Funding for this study came from The Gabrielle Angel Foundation for Cancer Research and the Alkek Award for Pilot Projects on Experimental Therapeutic at BCM

Study: Exposure to herbicide may increase risk of rare disorder: atrazine / choanal atresia

Contact: Dana Benson
benson@bcm.edu
713-798-4710
Baylor College of Medicine

HOUSTON – (Sept. 28, 2012) – A common herbicide used in the United States may be linked to an increased risk of a congenital abnormality of the nasal cavity known as choanal atresia, say researchers at Baylor College of Medicine and other Texas institutions.

The study by Dr. Philip Lupo, assistant professor of pediatrics – hematology/oncology at BCM and Texas Children’s Cancer Center, is scheduled for publication in The Journal of Pediatrics.

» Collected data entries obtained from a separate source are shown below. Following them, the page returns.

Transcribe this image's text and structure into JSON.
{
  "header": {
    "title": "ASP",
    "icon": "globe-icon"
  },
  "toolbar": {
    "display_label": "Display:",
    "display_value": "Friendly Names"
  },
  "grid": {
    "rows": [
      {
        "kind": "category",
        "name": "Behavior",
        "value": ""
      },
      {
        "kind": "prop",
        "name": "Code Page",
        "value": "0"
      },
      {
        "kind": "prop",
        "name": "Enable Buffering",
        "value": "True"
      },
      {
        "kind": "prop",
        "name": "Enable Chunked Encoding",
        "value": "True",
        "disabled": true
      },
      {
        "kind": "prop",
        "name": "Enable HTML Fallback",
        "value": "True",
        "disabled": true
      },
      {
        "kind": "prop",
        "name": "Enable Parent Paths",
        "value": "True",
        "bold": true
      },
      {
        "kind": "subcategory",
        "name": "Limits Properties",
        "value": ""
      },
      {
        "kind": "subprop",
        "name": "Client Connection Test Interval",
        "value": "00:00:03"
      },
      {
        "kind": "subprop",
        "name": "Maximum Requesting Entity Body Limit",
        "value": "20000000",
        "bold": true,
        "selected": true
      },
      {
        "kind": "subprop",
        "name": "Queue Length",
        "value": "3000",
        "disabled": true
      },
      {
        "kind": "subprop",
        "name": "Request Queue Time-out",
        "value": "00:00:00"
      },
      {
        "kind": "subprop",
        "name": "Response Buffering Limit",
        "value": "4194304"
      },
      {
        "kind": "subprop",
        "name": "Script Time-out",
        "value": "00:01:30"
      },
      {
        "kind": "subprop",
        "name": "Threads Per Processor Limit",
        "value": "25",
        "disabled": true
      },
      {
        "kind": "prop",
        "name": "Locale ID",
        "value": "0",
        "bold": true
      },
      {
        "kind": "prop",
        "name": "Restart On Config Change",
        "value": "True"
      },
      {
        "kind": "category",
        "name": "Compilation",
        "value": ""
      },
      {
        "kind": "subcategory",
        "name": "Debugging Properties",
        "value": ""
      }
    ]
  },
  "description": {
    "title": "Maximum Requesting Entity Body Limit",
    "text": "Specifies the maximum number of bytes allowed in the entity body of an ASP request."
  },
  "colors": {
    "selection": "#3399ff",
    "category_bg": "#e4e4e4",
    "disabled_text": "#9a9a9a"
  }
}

Choanal atresia is a disorder where the back of the nasal passage is blocked by tissue formed during fetal development. It is a rare condition but can be serious because it affects a baby’s ability to breath. It is typically treated through surgery.

Very few risk factors for choanal atresia have been identified, however chemicals that disrupt the maternal endocrine system may be associated with risk, according to Lupo. The study focused on atrazine, which is the most commonly used herbicide in the U.S. – especially in corn crops – and is believed to be an endocrine disrupter.

“Endocrine disrupters aren’t fully understood, but it is believed they interfere with or mimic certain hormones, thereby blocking their proper function and potentially leading to adverse outcomes,” Lupo said.

The study found that mothers who lived in Texas counties with the highest levels of estimated atrazine application were 80 percent more likely to have children with choanal atresia or stenosis compared to women who lived in the counties with the lowest levels. Choanal stenosis is a less severe form of the condition.

Data for the study was collected from the Texas Birth Defects Registry.

“Our results warrant more detailed exploration before any public health or policy-related recommendations are made,” Lupo said, “but this study is a good first step in trying to understand the origin of this birth defect, including a possible role of atrazine.”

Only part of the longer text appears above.